Verificamos aqui um percentual de aprovação de 33% a 43%, que consideramos baixo e próximo dos anteriores (colagem e tiras), confirmando também os pareceres já emitidos”.
Na análise de solicitações contínuas, os pesquisadores constataram que os saltos apresentaram uma faixa de aprovação de 19% a 36%.
O trabalho realizado nos laboratórios das duas instituições com metodologias unificadas, calibragem de equipamentos equiparada e respeitando as diversas normas técnicas vigentes no país, denuncia ainda o descompasso da matéria-prima couro, cuja aprovação é de 100% em algumas aplicações e de 15% a 25% em outras.
No teste com o cabedal seco o nível de aprovação foi satisfatório, acima de 90%. Na modalidade úmido a performance ficou abaixo dos 40%.
Alguns itens serviram para elevar um pouco o moral do sapato gaúcho.
Quanto aos laminados, a aprovação é de praticamente 100% assim como as borrachas vulcanizadas.

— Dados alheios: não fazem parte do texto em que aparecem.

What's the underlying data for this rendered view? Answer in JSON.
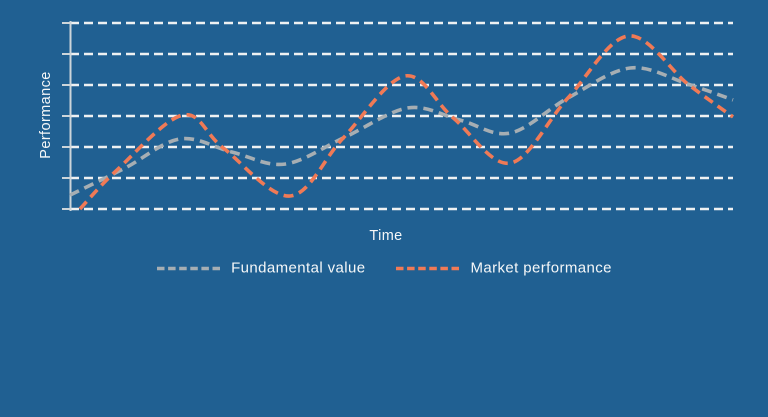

A borracha termoplástica ficou com 61%. A palmilha de celulose, muito utilizada na indústria calçadista, se mostrou deficiente na resistência à flexão, com o pior desempenho entre todos os materiais analisados.
Sob a ação da água, nos itens de absorção e evaporação, os materiais para palmilha de montagem, em geral, “têm um ótimo percentual de aprovação, isto é, de 70% a 99%”.
Sinal de alerta – Conforme Fausto Girolla, do laboratório da Escola de Calçados-Senai/NH, um dos coordenadores da pesquisa, os problemas encontrados são graves.
Girolla e Carmen – emtidades querem apoiar melhoria da qualidade setorial.
“Isto não quer dizer que 60% ou 70% dos sapatos exportados ou vendidos no mercado interno descolem o solado ou o bico quando utilizados pelo consumidor”.
Em sua opinião, tudo indica que os fabricantes remeteram as amostras antes da comercialização dos lotes e corrigiram os problemas a tempo.
“Se o percentual de calçados exportados ou vendidos no mercado interno apresentassem os defeitos na mesma proporção do que ocorreu nos laboratórios a indústria calçadista estaria quebrada diante do volume de indenizações”, sugeriu Girolla. Para ele, “infelizmente na área calçadista não existe medicina preventiva apenas a corretiva”.
A coordenadora do núcleo de controle de qualidade do CTCCA, engenheira química Carmen Buffon, levantou algumas hipóteses para a ocorrência de defeitos na colagem de bicos e solados.
Segundo ela, os adesivos empregados no Brasil são da melhor qualidade, mas o problema acontece na hora da aplicação.
Uma das suposições é de que um mesmo modelo de calçado pode ser exportado para a Europa e África. No primeiro caso, é necessário produzir materiais de aderência à neve, e no segundo, um solado para resistir ao calor do deserto.
Nessas duas situações, deveriam empregar adesivos específicos. “Podem ter trocado o material do solado e mantido o mesmo adesivo”, imaginou Carmen Buffon.
Ela explicou a alta incidência de descolamentos também pela crescente substituição de muitos produtos à base de solventes por água.
“As máquinas não estão bem adequadas às novas formulações”, reconheceu.
Um terceiro fator para tentar justificar o problema com os adesivos é a alta incidência de fórmulas diferentes na etapa final dos calçados como as lacas, primers, fillers e ceras, ocasionando a contaminação dos produtos de colagem como decorrência da manipulação das fórmulas de maneira inadequada.
No entendimento da coordenadora, objetivo do estudo não foi condenar, mas melhorar a qualidade do calçado.
Todos os fabricantes que enfrentaram o desafio ficarão a par dos problemas detectados e a origem de cada defeito será exclusiva do dono da amostra.
“O sigilo é garantido e quem estiver disposto a superar os problemas irá contar com a consultoria dos dois centros de pesquisa”, garantiu Carmen Buffon.